Christine Lagarde parle avec des trémolos dans la voix, et ravale même un sanglot, elle évoque ces cinq jours d’audience qui mettent fin à cinq années d’épreuves pour son compagnon, ses fils, ses frères qui sont là dans la salle.
Rapidement, l’ancienne ministre des Finances retrouve un ton plus assuré : «Dans ce dossier Tapie, comme dans tous les dossiers, dit-elle, j’ai agi en confiance et en conscience avec pour seul objectif, la défense de l’intérêt général.»
«J’assume mes décisions»
Puis, avec beaucoup plus d’assurance, Christine Lagarde conteste à nouveau toutes les accusations et le martèle : «J’ai décidé et j’assume mes décisions.» Elle assure également qu’à l’époque des faits, elle n’a jamais eu d’avertissement d’aucune sorte de la part des fonctionnaires de Bercy sur de possibles malversations.

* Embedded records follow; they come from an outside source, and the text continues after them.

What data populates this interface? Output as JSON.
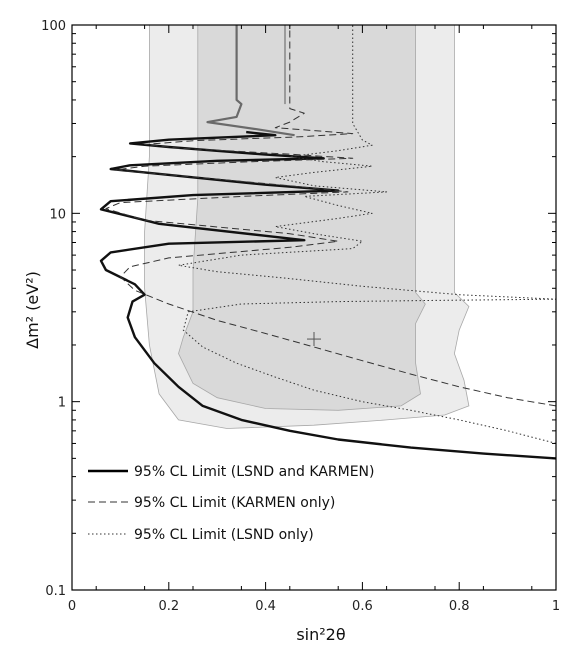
{
  "chart_data": {
    "type": "line",
    "xlabel": "sin²2θ",
    "ylabel": "Δm² (eV²)",
    "xlim": [
      0,
      1
    ],
    "ylim": [
      0.1,
      100
    ],
    "y_scale": "log",
    "x_ticks": [
      "0",
      "0.2",
      "0.4",
      "0.6",
      "0.8",
      "1"
    ],
    "y_ticks": [
      "0.1",
      "1",
      "10",
      "100"
    ],
    "legend_position": "lower-left",
    "legend": [
      {
        "label": "95% CL Limit (LSND and KARMEN)",
        "style": "solid"
      },
      {
        "label": "95% CL Limit (KARMEN only)",
        "style": "dashed"
      },
      {
        "label": "95% CL Limit (LSND only)",
        "style": "dotted"
      }
    ],
    "regions": [
      {
        "fill": "#ececec",
        "points": [
          [
            0.16,
            100
          ],
          [
            0.16,
            20
          ],
          [
            0.15,
            8
          ],
          [
            0.15,
            4
          ],
          [
            0.16,
            2
          ],
          [
            0.18,
            1.1
          ],
          [
            0.22,
            0.8
          ],
          [
            0.32,
            0.72
          ],
          [
            0.5,
            0.75
          ],
          [
            0.65,
            0.8
          ],
          [
            0.77,
            0.85
          ],
          [
            0.82,
            0.95
          ],
          [
            0.81,
            1.3
          ],
          [
            0.79,
            1.8
          ],
          [
            0.8,
            2.4
          ],
          [
            0.82,
            3.2
          ],
          [
            0.79,
            3.8
          ],
          [
            0.79,
            8
          ],
          [
            0.79,
            100
          ]
        ]
      },
      {
        "fill": "#d9d9d9",
        "points": [
          [
            0.26,
            100
          ],
          [
            0.26,
            12
          ],
          [
            0.25,
            5
          ],
          [
            0.25,
            3
          ],
          [
            0.23,
            2.2
          ],
          [
            0.22,
            1.8
          ],
          [
            0.25,
            1.25
          ],
          [
            0.3,
            1.05
          ],
          [
            0.4,
            0.92
          ],
          [
            0.55,
            0.9
          ],
          [
            0.68,
            0.95
          ],
          [
            0.72,
            1.1
          ],
          [
            0.71,
            1.6
          ],
          [
            0.71,
            2.6
          ],
          [
            0.73,
            3.3
          ],
          [
            0.71,
            3.8
          ],
          [
            0.71,
            8
          ],
          [
            0.71,
            100
          ]
        ]
      }
    ],
    "series": [
      {
        "style": "solid-black",
        "points": [
          [
            1.0,
            0.5
          ],
          [
            0.85,
            0.53
          ],
          [
            0.7,
            0.57
          ],
          [
            0.55,
            0.63
          ],
          [
            0.45,
            0.7
          ],
          [
            0.35,
            0.8
          ],
          [
            0.27,
            0.95
          ],
          [
            0.22,
            1.2
          ],
          [
            0.17,
            1.6
          ],
          [
            0.13,
            2.2
          ],
          [
            0.115,
            2.8
          ],
          [
            0.125,
            3.4
          ],
          [
            0.15,
            3.7
          ],
          [
            0.13,
            4.2
          ],
          [
            0.07,
            5.0
          ],
          [
            0.06,
            5.6
          ],
          [
            0.08,
            6.2
          ],
          [
            0.2,
            6.9
          ],
          [
            0.48,
            7.2
          ],
          [
            0.4,
            7.6
          ],
          [
            0.18,
            8.8
          ],
          [
            0.06,
            10.5
          ],
          [
            0.08,
            11.6
          ],
          [
            0.25,
            12.5
          ],
          [
            0.55,
            13.2
          ],
          [
            0.4,
            14.2
          ],
          [
            0.15,
            16.5
          ],
          [
            0.08,
            17.2
          ],
          [
            0.12,
            18.0
          ],
          [
            0.3,
            19.0
          ],
          [
            0.52,
            19.6
          ],
          [
            0.4,
            20.5
          ],
          [
            0.2,
            22.5
          ],
          [
            0.12,
            23.5
          ],
          [
            0.2,
            24.6
          ],
          [
            0.42,
            26.0
          ],
          [
            0.36,
            27.0
          ]
        ]
      },
      {
        "style": "solid-gray",
        "points": [
          [
            0.46,
            26.0
          ],
          [
            0.38,
            28.0
          ],
          [
            0.28,
            30.5
          ],
          [
            0.34,
            32.5
          ],
          [
            0.35,
            38.0
          ],
          [
            0.34,
            40.0
          ],
          [
            0.34,
            100
          ]
        ]
      },
      {
        "style": "solid-gray-thin",
        "points": [
          [
            0.44,
            38.0
          ],
          [
            0.44,
            100
          ]
        ]
      },
      {
        "style": "dashed",
        "points": [
          [
            1.0,
            0.95
          ],
          [
            0.9,
            1.05
          ],
          [
            0.8,
            1.2
          ],
          [
            0.7,
            1.4
          ],
          [
            0.6,
            1.65
          ],
          [
            0.5,
            1.95
          ],
          [
            0.4,
            2.3
          ],
          [
            0.3,
            2.7
          ],
          [
            0.2,
            3.3
          ],
          [
            0.13,
            3.9
          ],
          [
            0.1,
            4.6
          ],
          [
            0.12,
            5.2
          ],
          [
            0.2,
            5.8
          ],
          [
            0.45,
            6.6
          ],
          [
            0.55,
            7.1
          ],
          [
            0.45,
            7.8
          ],
          [
            0.15,
            9.2
          ],
          [
            0.07,
            10.6
          ],
          [
            0.1,
            11.4
          ],
          [
            0.35,
            12.3
          ],
          [
            0.57,
            13.0
          ],
          [
            0.45,
            14.0
          ],
          [
            0.18,
            16.2
          ],
          [
            0.09,
            17.0
          ],
          [
            0.15,
            17.8
          ],
          [
            0.37,
            18.8
          ],
          [
            0.58,
            19.6
          ],
          [
            0.45,
            20.6
          ],
          [
            0.22,
            22.2
          ],
          [
            0.15,
            23.2
          ],
          [
            0.25,
            24.3
          ],
          [
            0.47,
            25.5
          ],
          [
            0.58,
            26.5
          ],
          [
            0.5,
            27.5
          ],
          [
            0.42,
            28.5
          ],
          [
            0.45,
            30.5
          ],
          [
            0.48,
            34.0
          ],
          [
            0.45,
            36.0
          ],
          [
            0.45,
            100
          ]
        ]
      },
      {
        "style": "dotted",
        "points": [
          [
            1.0,
            0.6
          ],
          [
            0.9,
            0.7
          ],
          [
            0.8,
            0.8
          ],
          [
            0.7,
            0.9
          ],
          [
            0.6,
            1.0
          ],
          [
            0.5,
            1.15
          ],
          [
            0.42,
            1.35
          ],
          [
            0.34,
            1.6
          ],
          [
            0.27,
            1.95
          ],
          [
            0.23,
            2.4
          ],
          [
            0.24,
            3.0
          ],
          [
            0.35,
            3.3
          ],
          [
            0.55,
            3.4
          ],
          [
            0.75,
            3.45
          ],
          [
            1.0,
            3.5
          ],
          [
            0.8,
            3.7
          ],
          [
            0.6,
            4.1
          ],
          [
            0.45,
            4.5
          ],
          [
            0.3,
            4.9
          ],
          [
            0.22,
            5.3
          ],
          [
            0.35,
            6.0
          ],
          [
            0.58,
            6.5
          ],
          [
            0.6,
            7.1
          ],
          [
            0.5,
            7.8
          ],
          [
            0.42,
            8.5
          ],
          [
            0.55,
            9.4
          ],
          [
            0.62,
            10.0
          ],
          [
            0.55,
            11.0
          ],
          [
            0.48,
            12.3
          ],
          [
            0.65,
            13.0
          ],
          [
            0.5,
            14.0
          ],
          [
            0.42,
            15.5
          ],
          [
            0.5,
            16.5
          ],
          [
            0.62,
            17.8
          ],
          [
            0.52,
            18.8
          ],
          [
            0.45,
            20.0
          ],
          [
            0.55,
            21.5
          ],
          [
            0.62,
            23.0
          ],
          [
            0.6,
            24.5
          ],
          [
            0.58,
            30.0
          ],
          [
            0.58,
            100
          ]
        ]
      }
    ],
    "annotations": [
      {
        "type": "plus-marker",
        "x": 0.5,
        "y": 2.15
      }
    ]
  }
}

Ce choix d’entrer en arbitrage puis de ne pas tenter un recours en annulation a été pris, insiste-t-elle, en mesurant les avantages et les inconvénients. Et elle ajoute : «Le risque de fraude m’a totalement échappé.»

Optimisme
Lundi 19 décembre, elle sera fixée sur son sort, mais après une semaine difficile, où elle fut souvent bousculée par les témoins, Christine Lagarde a néanmoins des raisons d’être optimiste. Le Parquet général a été très clair : «Elle n’a commis aucune faute pénale ; pour l’accusation, la relaxe s’impose.»